A troca de comando deve ficar restrita à Infraero, que administra 67 aeroportos do país, mas só não ocorreu ainda por falta de substituto. O governo busca na iniciativa privada um gerente, para preparar a abertura de capital da Infraero. Sondado para o cargo, o ex-presidente do Banco do Brasil Rossano Maranhão teria recusado a proposta no domingo. Ele foi à casa de Jobim avisar que está disposto a ajudar na solução da crise aérea assumindo uma cadeira no conselho de administração da Infraero, mas não a presidência da empresa. Apesar das sondagens, Jobim negou que tenha convidado Rossano Maranhão, que teria o apoio de parte do Palácio do Planalto. `O ministro da Defesa é quem escolhe o presidente da Infraero`, disparou o ministro da Defesa. Ele ganhou carta branca do presidente para fazer os ajustes necessários na tentativa de colocar um ponto final no caos aéreo. O primeiro ato do novo ministro foi promover militares e dar superpoderes ao major-brigadeiro Jorge Godinho, assessor especial do Ministério da Defesa. É dele a missão de planejar e orientar a execução das atividades do Departamento de Política de Aviação Civil da pasta. Reunido com o Conselho Político do governo, Jobim discutiu o diagnóstico para o setor aéreo. As pretendidas mudanças na Agência Nacional de Aviação Civil (Anac) estão descartadas. O governo não quer dar munição aos oposicionistas, com a eventual troca de comando na diretoria da agência. Daí porque a solução encontrada é reforçar as atribuições do Conselho Nacional de Aviação Civil (Conac), presidido pelo próprio ministro da Defesa. O problema de Jobim, agora, é encontrar novos dirigentes para a Infraero. Ele quer um técnico, com prestígio no mercado. Tais credenciais são essenciais, como reconhece o próprio governo, para tirar do papel o projeto de abertura de capital da estatal. Conforme antecipado pelo Correio, a idéia é vender de 20% a 25% do capital da empresa a fim de capitalizá-la, garantindo mais recursos para os investimentos necessários nos aeroportos nacionais.

O futuro presidente da estatal terá a missão de mediar a disputa por cargos. Na semana passada, o assunto foi tratado em uma reunião do ministro de Relações Institucionais, Walfrido dos Mares Guia, e o ex-deputado federal Sigmaringa Seixas (PT-DF), que atuou como emissário nas sondagens de Lula para fazer de Jobim o novo ministro da Defesa.
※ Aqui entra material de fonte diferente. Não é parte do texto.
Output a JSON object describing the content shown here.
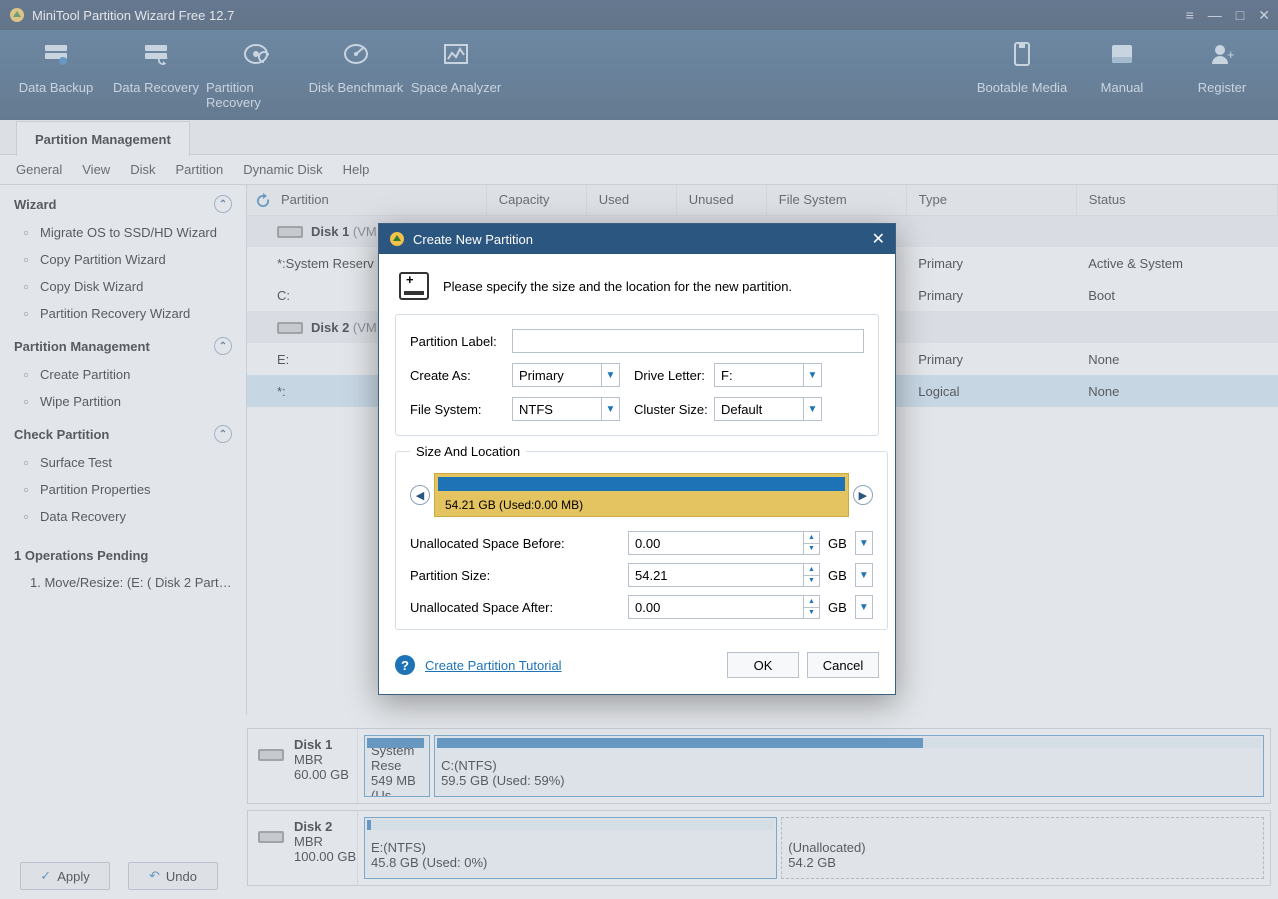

A Infraero tem 33 postos de comando — entre eles, a presidência, cinco diretorias, 19 superintendências nacionais e oito regionais — espalhados pelo país. Entre os cargos convivem afilhados de parlamentares do PT, PMDB, PTB, PSB, do recém-criado PR (ex-PL) e até do DEM, o antigo PFL.

Fonte: Jornal Correio Braziliense

Fernanda Odilla e Daniel Pereira

Em 31/7/2007.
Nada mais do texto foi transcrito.